Ultimately, the prototype brace was designed to incorporate three materials: unreinforced thermoplastic elastomer (TPE); short carbon fiber-reinforced polyamide (PA); and continuous fiber-reinforced PA. Valega explains that PA was chosen over PP for its greater commercial availability in a continuous fiber-reinforced format. The materials and thickness vary along the brace, designed for short fiber reinforcement where needed for added rigidity and pressure, and continuous fiber only where the sensors are located. The brace is printed in one shot, using a custom-made APS GmbH (Höchst, Austria) FDM 3D printer with three rotating printheads.
The addition of fiber reinforcement led to a reduction in brace thickness from 6 millimeters for a fully PP brace down to 2.5-3 millimeters and a weight reduction from 700 grams down to less than 500 grams —and significantly less than the 1.5-kilogram weight of a traditional brace.
The prototype brace contains two continuous carbon fiber sensors, wired for research purposes to external electronics and a laptop. When the sensors are pressed (as pictured here), the change in pressure is recorded and monitored.
According to Valega, the brace’s piezoresistive “sensors” are specially designed, continuous carbon fibers printed directly into the brace. “The continuous fiber is the sensor.

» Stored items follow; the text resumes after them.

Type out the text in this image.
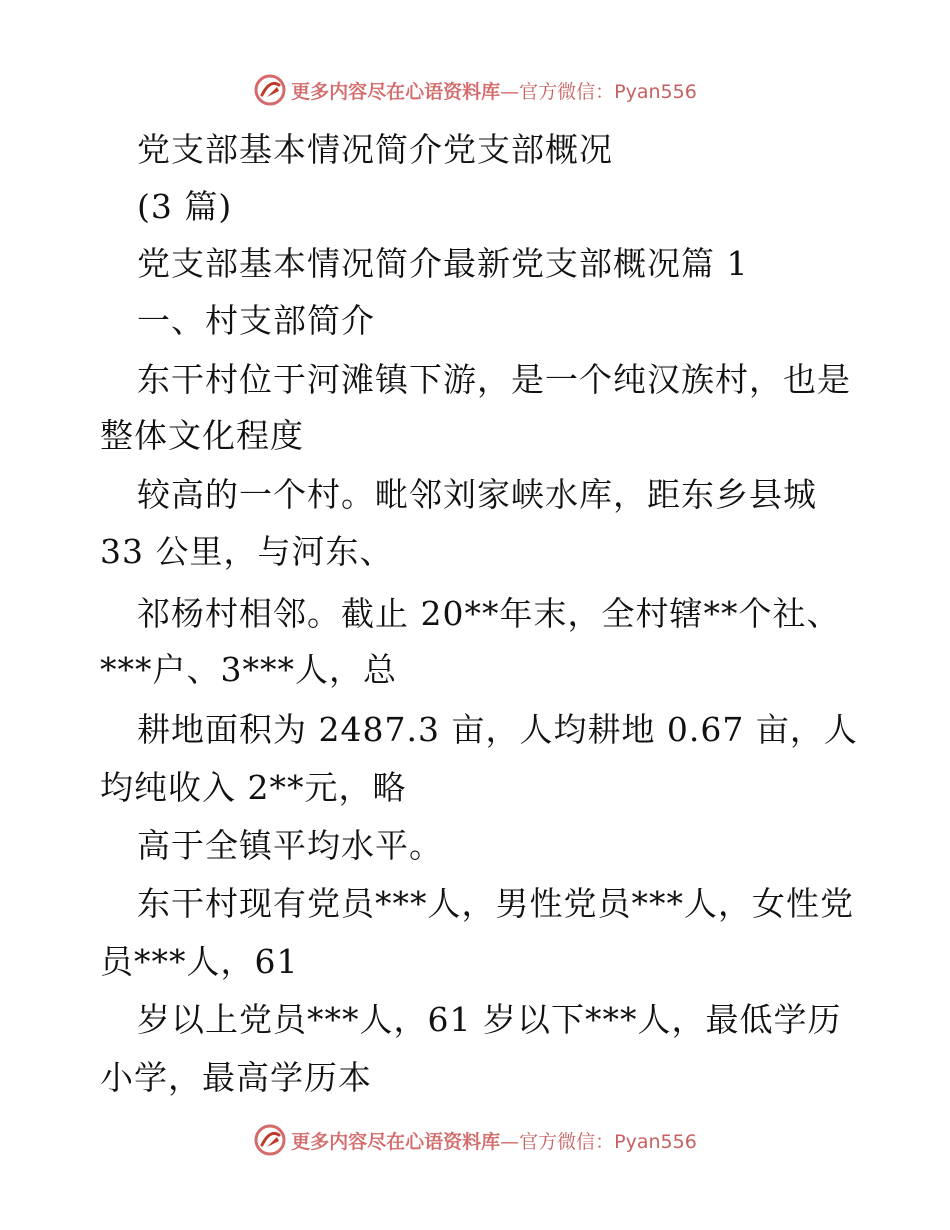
更多内容尽在心语资料库—官方微信：Pyan556
党支部基本情况简介党支部概况
(3 篇)
党支部基本情况简介最新党支部概况篇 1
一、村支部简介
东干村位于河滩镇下游，是一个纯汉族村，也是
整体文化程度
较高的一个村。毗邻刘家峡水库，距东乡县城
33 公里，与河东、
祁杨村相邻。截止 20**年末，全村辖**个社、
***户、3***人，总
耕地面积为 2487.3 亩，人均耕地 0.67 亩，人
均纯收入 2**元，略
高于全镇平均水平。
东干村现有党员***人，男性党员***人，女性党
员***人，61
岁以上党员***人，61 岁以下***人，最低学历
小学，最高学历本
更多内容尽在心语资料库—官方微信：Pyan556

We’ve learned how to combine different continuous carbon fibers arranged and layered in a way in which we can read changes in resistance when we locally deform the fiber. It’s like a pressure point,” he says.
These self-sensing areas are designed into the most important areas of the brace that need to maintain contact with the patient to realign the spine. For the BMC project, an external micro-controller was wired to the prototype brace to collect and store sensor data. For real-world use, Fited has developed a remote monitoring device with multiple sensors integrated into the brace itself to collect and wirelessly transmit sensor data via sensor fusion for clinicians to remotely monitor treatment progress.
The R&D project ended in September 2023, resulting in a prototype that Fited is continuing to evaluate with its own teams and university partners, with the goal of moving toward clinical trials. “We’re planning to launch the carbon fiber-reinforced braces as an option in addition to our original product in the next few years,” Ay says.
Currently, Fited builds its braces at its facility, but long-term, Ay says the goal is to provide orthosis and prosthesis centers with the technology to 3D-print braces on-site.
“For BMC, this project has been quite a success,” Valega says. “We’ve helped to create a very unique, quite complex orthotic device and we’ve accomplished a lot in a year and a half. We were able to bring together several technologies we had been previously working on in this project, and all the puzzle pieces came together very nicely.”